La questione si pone sulla individuazione del motivo per cui
sono state realizzate queste opere sulla riva del lago di Bolsena. Ora tali
tumuli oggi si trovano a nove metri di profondità per l’innalzamento dell’acqua
a causa di movimenti tellurici. Poco si è detto, della scoperta dell’Ing. A.
Fioravanti, è rimasta per certi aspetti “lettera morta…..”. Vale a dire non si
è mai cercato di capire il perché di queste opere gigantesche, quali spinte
intellettuali, rituali e sacre, hanno avuto quelle popolazioni per fare ciò? È
questo che manca al giorno d'oggi nel mondo accademico, le valutazioni di
merito, più che cercare solamente il periodo storico se sono del III millennio
o del I millennio, anche se è importante. Se si esclude che tali opere siano
dei manufatti legati ad un intervento di ingegneria idraulica, o di
contenimento del terreno o di difesa di un villaggio, per esclusione non rimane
che un motivo sacro. Questo è il punto di partenza, importante capire il motivo
di sacralità del lago di Bolsena.
Aiuta a capire il legame tra tutti i popoli che si sono
succeduti in questo territorio fino alla caduta della civiltà etrusca. Serve
prendere in considerazione la scoperta delle “aiuole”da un punto di vista di
significazione del manufatto, ne emerge con forza che si tratta di tumuli
sacri. Quindi la forte sacralità del territorio legato all’acqua, è nata nel IV
millennio, età della civiltà rinaldoniana. Questo è il motivo trainante del
pensiero sacro dell’uomo della civiltà del rame, vissuto in questo territorio.

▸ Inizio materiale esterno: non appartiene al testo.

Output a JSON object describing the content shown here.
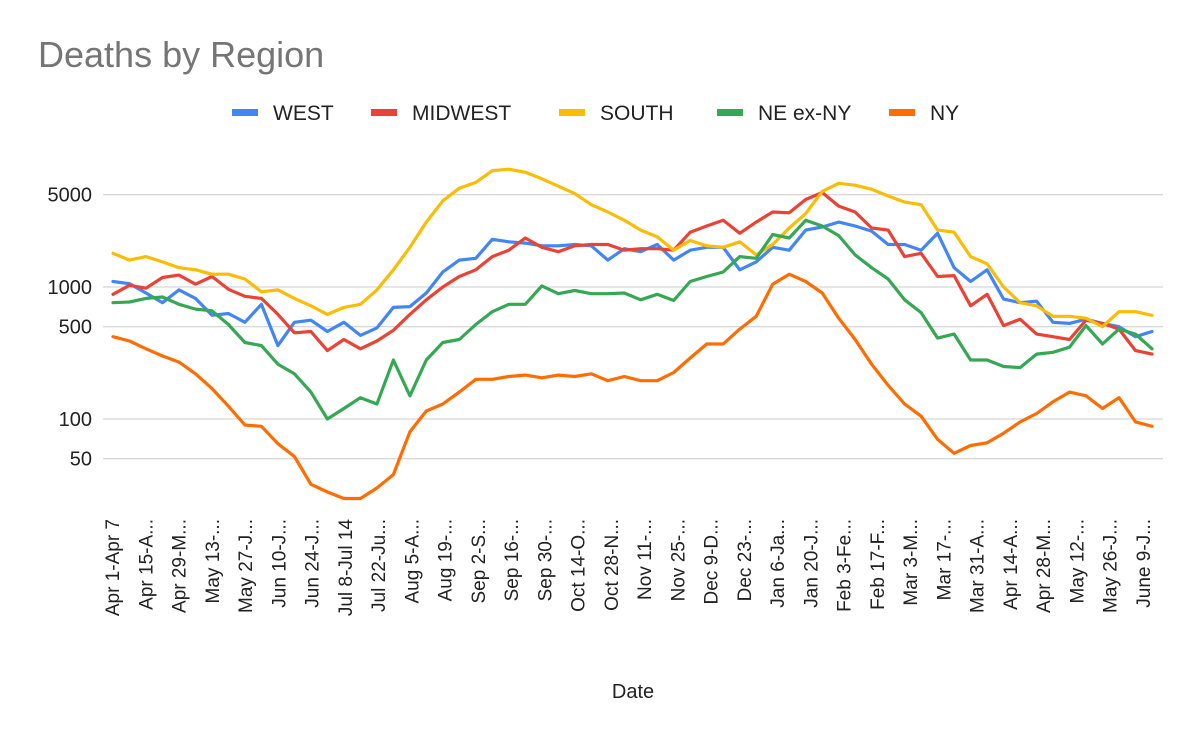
{
  "chart_data": {
    "type": "line",
    "title": "Deaths by Region",
    "xlabel": "Date",
    "ylabel": "",
    "yscale": "log",
    "ylim": [
      18,
      13000
    ],
    "yticks": [
      50,
      100,
      500,
      1000,
      5000
    ],
    "legend_position": "top",
    "grid": true,
    "x_tick_labels": [
      "Apr 1-Apr 7",
      "Apr 15-A...",
      "Apr 29-M...",
      "May 13-...",
      "May 27-J...",
      "Jun 10-J...",
      "Jun 24-J...",
      "Jul 8-Jul 14",
      "Jul 22-Ju...",
      "Aug 5-A...",
      "Aug 19-...",
      "Sep 2-S...",
      "Sep 16-...",
      "Sep 30-...",
      "Oct 14-O...",
      "Oct 28-N...",
      "Nov 11-...",
      "Nov 25-...",
      "Dec 9-D...",
      "Dec 23-...",
      "Jan 6-Ja...",
      "Jan 20-J...",
      "Feb 3-Fe...",
      "Feb 17-F...",
      "Mar 3-M...",
      "Mar 17-...",
      "Mar 31-A...",
      "Apr 14-A...",
      "Apr 28-M...",
      "May 12-...",
      "May 26-J...",
      "June 9-J..."
    ],
    "series": [
      {
        "name": "WEST",
        "color": "#4285f4",
        "values": [
          1100,
          1060,
          900,
          760,
          950,
          820,
          610,
          630,
          540,
          740,
          360,
          540,
          560,
          460,
          540,
          430,
          490,
          700,
          710,
          900,
          1300,
          1600,
          1650,
          2300,
          2200,
          2150,
          2050,
          2050,
          2100,
          2050,
          1600,
          1950,
          1850,
          2100,
          1600,
          1900,
          2000,
          2000,
          1350,
          1550,
          2000,
          1900,
          2700,
          2850,
          3100,
          2900,
          2650,
          2100,
          2100,
          1900,
          2550,
          1400,
          1100,
          1350,
          810,
          760,
          780,
          540,
          530,
          570,
          530,
          500,
          420,
          460
        ]
      },
      {
        "name": "MIDWEST",
        "color": "#ea4335",
        "values": [
          880,
          1030,
          980,
          1180,
          1230,
          1050,
          1200,
          960,
          850,
          820,
          620,
          450,
          460,
          330,
          400,
          340,
          390,
          470,
          620,
          800,
          1000,
          1200,
          1350,
          1700,
          1900,
          2350,
          2000,
          1850,
          2050,
          2100,
          2100,
          1900,
          1950,
          1950,
          1900,
          2600,
          2900,
          3200,
          2550,
          3100,
          3700,
          3650,
          4600,
          5200,
          4100,
          3700,
          2800,
          2700,
          1700,
          1800,
          1200,
          1220,
          720,
          880,
          510,
          570,
          440,
          420,
          400,
          560,
          530,
          480,
          330,
          310
        ]
      },
      {
        "name": "SOUTH",
        "color": "#fbbc04",
        "values": [
          1800,
          1600,
          1700,
          1550,
          1400,
          1350,
          1250,
          1250,
          1150,
          920,
          950,
          820,
          720,
          620,
          700,
          740,
          950,
          1350,
          2000,
          3100,
          4500,
          5600,
          6200,
          7600,
          7800,
          7400,
          6600,
          5800,
          5100,
          4200,
          3700,
          3200,
          2700,
          2400,
          1900,
          2250,
          2050,
          2000,
          2200,
          1750,
          2100,
          2800,
          3600,
          5300,
          6100,
          5900,
          5500,
          4900,
          4400,
          4200,
          2700,
          2600,
          1700,
          1500,
          1000,
          760,
          720,
          600,
          600,
          580,
          500,
          650,
          650,
          610
        ]
      },
      {
        "name": "NE ex-NY",
        "color": "#34a853",
        "values": [
          760,
          770,
          820,
          840,
          740,
          680,
          660,
          520,
          380,
          360,
          260,
          220,
          160,
          100,
          120,
          145,
          130,
          280,
          150,
          280,
          380,
          400,
          520,
          650,
          740,
          740,
          1020,
          890,
          940,
          890,
          890,
          900,
          800,
          880,
          790,
          1100,
          1200,
          1300,
          1700,
          1650,
          2500,
          2350,
          3200,
          2900,
          2450,
          1750,
          1400,
          1150,
          800,
          640,
          410,
          440,
          280,
          280,
          250,
          245,
          310,
          320,
          350,
          510,
          370,
          480,
          440,
          340
        ]
      },
      {
        "name": "NY",
        "color": "#ff6d01",
        "values": [
          420,
          390,
          340,
          300,
          270,
          220,
          170,
          125,
          90,
          88,
          65,
          52,
          32,
          28,
          25,
          25,
          30,
          38,
          80,
          115,
          130,
          160,
          200,
          200,
          210,
          215,
          205,
          215,
          210,
          220,
          195,
          210,
          195,
          195,
          225,
          290,
          370,
          370,
          480,
          600,
          1050,
          1250,
          1100,
          900,
          580,
          400,
          260,
          180,
          130,
          105,
          70,
          55,
          63,
          66,
          78,
          95,
          110,
          135,
          160,
          150,
          120,
          145,
          95,
          88
        ]
      }
    ]
  }
}
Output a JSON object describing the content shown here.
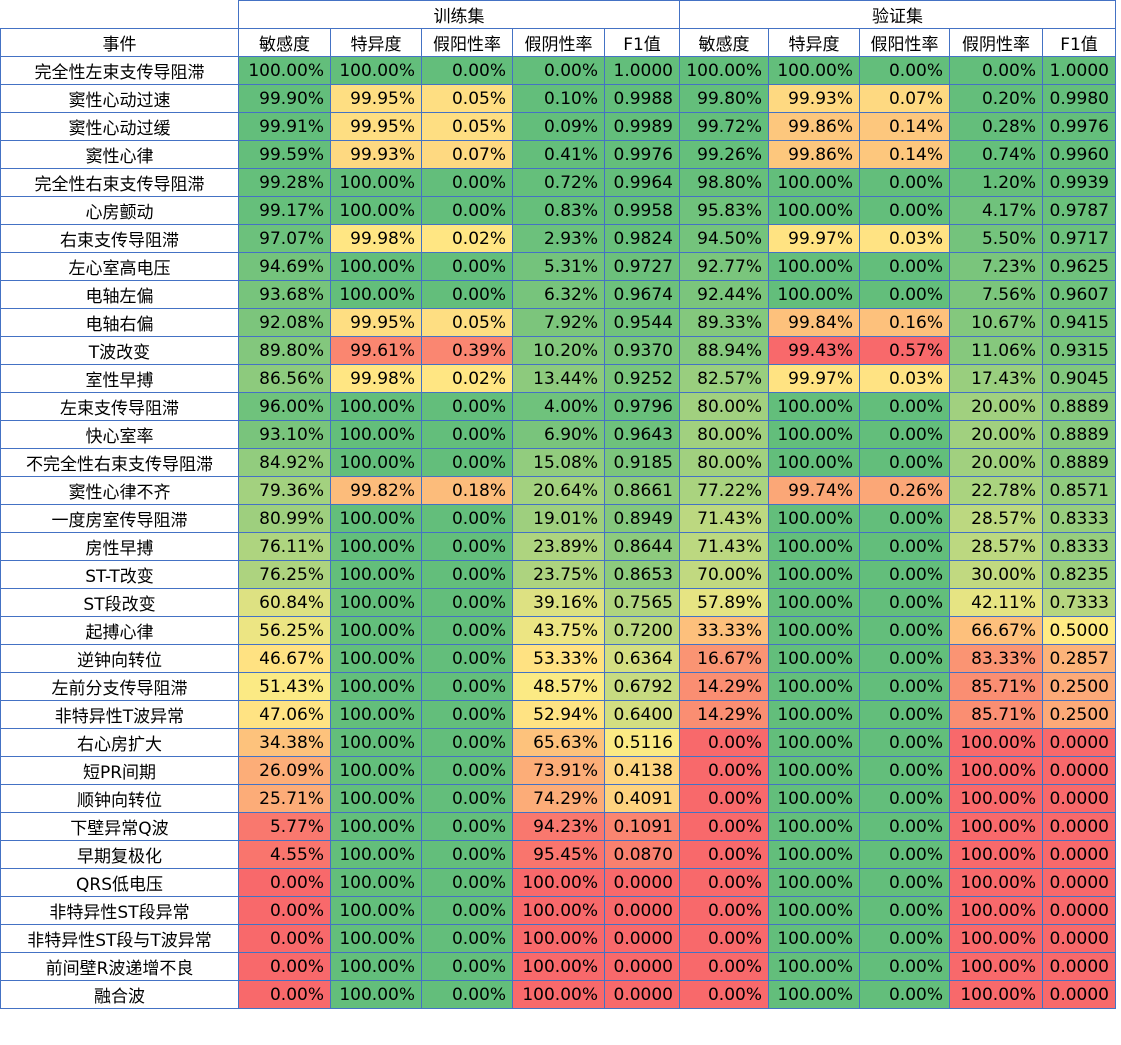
{
  "chart_data": {
    "type": "table",
    "groups": [
      "训练集",
      "验证集"
    ],
    "event_header": "事件",
    "metric_headers": [
      "敏感度",
      "特异度",
      "假阳性率",
      "假阴性率",
      "F1值"
    ],
    "colors": {
      "good": "#63be7b",
      "mid": "#ffeb84",
      "bad": "#f8696b"
    },
    "rows": [
      {
        "event": "完全性左束支传导阻滞",
        "train": [
          "100.00%",
          "100.00%",
          "0.00%",
          "0.00%",
          "1.0000"
        ],
        "val": [
          "100.00%",
          "100.00%",
          "0.00%",
          "0.00%",
          "1.0000"
        ]
      },
      {
        "event": "窦性心动过速",
        "train": [
          "99.90%",
          "99.95%",
          "0.05%",
          "0.10%",
          "0.9988"
        ],
        "val": [
          "99.80%",
          "99.93%",
          "0.07%",
          "0.20%",
          "0.9980"
        ]
      },
      {
        "event": "窦性心动过缓",
        "train": [
          "99.91%",
          "99.95%",
          "0.05%",
          "0.09%",
          "0.9989"
        ],
        "val": [
          "99.72%",
          "99.86%",
          "0.14%",
          "0.28%",
          "0.9976"
        ]
      },
      {
        "event": "窦性心律",
        "train": [
          "99.59%",
          "99.93%",
          "0.07%",
          "0.41%",
          "0.9976"
        ],
        "val": [
          "99.26%",
          "99.86%",
          "0.14%",
          "0.74%",
          "0.9960"
        ]
      },
      {
        "event": "完全性右束支传导阻滞",
        "train": [
          "99.28%",
          "100.00%",
          "0.00%",
          "0.72%",
          "0.9964"
        ],
        "val": [
          "98.80%",
          "100.00%",
          "0.00%",
          "1.20%",
          "0.9939"
        ]
      },
      {
        "event": "心房颤动",
        "train": [
          "99.17%",
          "100.00%",
          "0.00%",
          "0.83%",
          "0.9958"
        ],
        "val": [
          "95.83%",
          "100.00%",
          "0.00%",
          "4.17%",
          "0.9787"
        ]
      },
      {
        "event": "右束支传导阻滞",
        "train": [
          "97.07%",
          "99.98%",
          "0.02%",
          "2.93%",
          "0.9824"
        ],
        "val": [
          "94.50%",
          "99.97%",
          "0.03%",
          "5.50%",
          "0.9717"
        ]
      },
      {
        "event": "左心室高电压",
        "train": [
          "94.69%",
          "100.00%",
          "0.00%",
          "5.31%",
          "0.9727"
        ],
        "val": [
          "92.77%",
          "100.00%",
          "0.00%",
          "7.23%",
          "0.9625"
        ]
      },
      {
        "event": "电轴左偏",
        "train": [
          "93.68%",
          "100.00%",
          "0.00%",
          "6.32%",
          "0.9674"
        ],
        "val": [
          "92.44%",
          "100.00%",
          "0.00%",
          "7.56%",
          "0.9607"
        ]
      },
      {
        "event": "电轴右偏",
        "train": [
          "92.08%",
          "99.95%",
          "0.05%",
          "7.92%",
          "0.9544"
        ],
        "val": [
          "89.33%",
          "99.84%",
          "0.16%",
          "10.67%",
          "0.9415"
        ]
      },
      {
        "event": "T波改变",
        "train": [
          "89.80%",
          "99.61%",
          "0.39%",
          "10.20%",
          "0.9370"
        ],
        "val": [
          "88.94%",
          "99.43%",
          "0.57%",
          "11.06%",
          "0.9315"
        ]
      },
      {
        "event": "室性早搏",
        "train": [
          "86.56%",
          "99.98%",
          "0.02%",
          "13.44%",
          "0.9252"
        ],
        "val": [
          "82.57%",
          "99.97%",
          "0.03%",
          "17.43%",
          "0.9045"
        ]
      },
      {
        "event": "左束支传导阻滞",
        "train": [
          "96.00%",
          "100.00%",
          "0.00%",
          "4.00%",
          "0.9796"
        ],
        "val": [
          "80.00%",
          "100.00%",
          "0.00%",
          "20.00%",
          "0.8889"
        ]
      },
      {
        "event": "快心室率",
        "train": [
          "93.10%",
          "100.00%",
          "0.00%",
          "6.90%",
          "0.9643"
        ],
        "val": [
          "80.00%",
          "100.00%",
          "0.00%",
          "20.00%",
          "0.8889"
        ]
      },
      {
        "event": "不完全性右束支传导阻滞",
        "train": [
          "84.92%",
          "100.00%",
          "0.00%",
          "15.08%",
          "0.9185"
        ],
        "val": [
          "80.00%",
          "100.00%",
          "0.00%",
          "20.00%",
          "0.8889"
        ]
      },
      {
        "event": "窦性心律不齐",
        "train": [
          "79.36%",
          "99.82%",
          "0.18%",
          "20.64%",
          "0.8661"
        ],
        "val": [
          "77.22%",
          "99.74%",
          "0.26%",
          "22.78%",
          "0.8571"
        ]
      },
      {
        "event": "一度房室传导阻滞",
        "train": [
          "80.99%",
          "100.00%",
          "0.00%",
          "19.01%",
          "0.8949"
        ],
        "val": [
          "71.43%",
          "100.00%",
          "0.00%",
          "28.57%",
          "0.8333"
        ]
      },
      {
        "event": "房性早搏",
        "train": [
          "76.11%",
          "100.00%",
          "0.00%",
          "23.89%",
          "0.8644"
        ],
        "val": [
          "71.43%",
          "100.00%",
          "0.00%",
          "28.57%",
          "0.8333"
        ]
      },
      {
        "event": "ST-T改变",
        "train": [
          "76.25%",
          "100.00%",
          "0.00%",
          "23.75%",
          "0.8653"
        ],
        "val": [
          "70.00%",
          "100.00%",
          "0.00%",
          "30.00%",
          "0.8235"
        ]
      },
      {
        "event": "ST段改变",
        "train": [
          "60.84%",
          "100.00%",
          "0.00%",
          "39.16%",
          "0.7565"
        ],
        "val": [
          "57.89%",
          "100.00%",
          "0.00%",
          "42.11%",
          "0.7333"
        ]
      },
      {
        "event": "起搏心律",
        "train": [
          "56.25%",
          "100.00%",
          "0.00%",
          "43.75%",
          "0.7200"
        ],
        "val": [
          "33.33%",
          "100.00%",
          "0.00%",
          "66.67%",
          "0.5000"
        ]
      },
      {
        "event": "逆钟向转位",
        "train": [
          "46.67%",
          "100.00%",
          "0.00%",
          "53.33%",
          "0.6364"
        ],
        "val": [
          "16.67%",
          "100.00%",
          "0.00%",
          "83.33%",
          "0.2857"
        ]
      },
      {
        "event": "左前分支传导阻滞",
        "train": [
          "51.43%",
          "100.00%",
          "0.00%",
          "48.57%",
          "0.6792"
        ],
        "val": [
          "14.29%",
          "100.00%",
          "0.00%",
          "85.71%",
          "0.2500"
        ]
      },
      {
        "event": "非特异性T波异常",
        "train": [
          "47.06%",
          "100.00%",
          "0.00%",
          "52.94%",
          "0.6400"
        ],
        "val": [
          "14.29%",
          "100.00%",
          "0.00%",
          "85.71%",
          "0.2500"
        ]
      },
      {
        "event": "右心房扩大",
        "train": [
          "34.38%",
          "100.00%",
          "0.00%",
          "65.63%",
          "0.5116"
        ],
        "val": [
          "0.00%",
          "100.00%",
          "0.00%",
          "100.00%",
          "0.0000"
        ]
      },
      {
        "event": "短PR间期",
        "train": [
          "26.09%",
          "100.00%",
          "0.00%",
          "73.91%",
          "0.4138"
        ],
        "val": [
          "0.00%",
          "100.00%",
          "0.00%",
          "100.00%",
          "0.0000"
        ]
      },
      {
        "event": "顺钟向转位",
        "train": [
          "25.71%",
          "100.00%",
          "0.00%",
          "74.29%",
          "0.4091"
        ],
        "val": [
          "0.00%",
          "100.00%",
          "0.00%",
          "100.00%",
          "0.0000"
        ]
      },
      {
        "event": "下壁异常Q波",
        "train": [
          "5.77%",
          "100.00%",
          "0.00%",
          "94.23%",
          "0.1091"
        ],
        "val": [
          "0.00%",
          "100.00%",
          "0.00%",
          "100.00%",
          "0.0000"
        ]
      },
      {
        "event": "早期复极化",
        "train": [
          "4.55%",
          "100.00%",
          "0.00%",
          "95.45%",
          "0.0870"
        ],
        "val": [
          "0.00%",
          "100.00%",
          "0.00%",
          "100.00%",
          "0.0000"
        ]
      },
      {
        "event": "QRS低电压",
        "train": [
          "0.00%",
          "100.00%",
          "0.00%",
          "100.00%",
          "0.0000"
        ],
        "val": [
          "0.00%",
          "100.00%",
          "0.00%",
          "100.00%",
          "0.0000"
        ]
      },
      {
        "event": "非特异性ST段异常",
        "train": [
          "0.00%",
          "100.00%",
          "0.00%",
          "100.00%",
          "0.0000"
        ],
        "val": [
          "0.00%",
          "100.00%",
          "0.00%",
          "100.00%",
          "0.0000"
        ]
      },
      {
        "event": "非特异性ST段与T波异常",
        "train": [
          "0.00%",
          "100.00%",
          "0.00%",
          "100.00%",
          "0.0000"
        ],
        "val": [
          "0.00%",
          "100.00%",
          "0.00%",
          "100.00%",
          "0.0000"
        ]
      },
      {
        "event": "前间壁R波递增不良",
        "train": [
          "0.00%",
          "100.00%",
          "0.00%",
          "100.00%",
          "0.0000"
        ],
        "val": [
          "0.00%",
          "100.00%",
          "0.00%",
          "100.00%",
          "0.0000"
        ]
      },
      {
        "event": "融合波",
        "train": [
          "0.00%",
          "100.00%",
          "0.00%",
          "100.00%",
          "0.0000"
        ],
        "val": [
          "0.00%",
          "100.00%",
          "0.00%",
          "100.00%",
          "0.0000"
        ]
      }
    ]
  }
}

I quattro elementi vitali, terra, fuoco, aria e acqua erano principalmente
elementi sacri. Tutti questi elementi li ritroviamo fortemente in territori
vulcanici, soprattutto il binomio acquae fuoco che marcatamente si manifesta in
vapori caldi o sorgenti calde. Tutte le sorgenti nascono maggiormente dal
sottosuolo e tendenzialmente sono acque con temperature fredde, dai 10-14
gradi, poi ci sono sorgenti con temperature molto più alte; questa sostanziale
differenza è stata per l’uomo della civiltà del Rame un evento divino. Fenomeni
naturali così diversi nelle temperature ma uguali come elemento, non potevano
che suscitare nell’uomo un pensiero sacro, divino.
Il lago di Bolsena era una grande “ierofania”, vale a dire
qualcosa di sacro che si mostra e si manifesta. C’è un’altra attività tipica
delle zone vulcaniche, il terremoto, in certi periodi con una forte frequenza,
fenomeno anch’esso considerato “sacro”. Anche il terremoto era una grande
“ierofania”. Nel caso specifico del lago di Bolsena, intorno al X-IX secolo
a.C., il livello del lago si alzò per diversi metri (9) fino a sommergere le
“aiuole”, il villaggio palafitticolo del Gran Carro e centinaia e centinaia di
ettari di terra fertile. Il territorio del lago di Bolsena nasce non solo come
luogo ricco di risorse naturali, ma anche come luogo dove il “sacro”si era
manifestato già prima degli etruschi. Le popolazioni che erano emigrate in
questi luoghi maggiormente provenivano dell’Anatolia; poi l’ultima ondata di
migranti avvenuta intorno al IX sec. a.C, fu quella fondatrice della civiltà
Etrusca. La nascita di questa civiltà corrispose all’individuazione del luogo
sacro dove “edificare” il Fanum Voltumnae, il sacrario nazionale.
Elemento primo: Acqua
C’è da considerare l’elemento acqua sia sotto forma di
sorgente, torrente, piccolo o grande fiume, piccola o grande distesa (lago).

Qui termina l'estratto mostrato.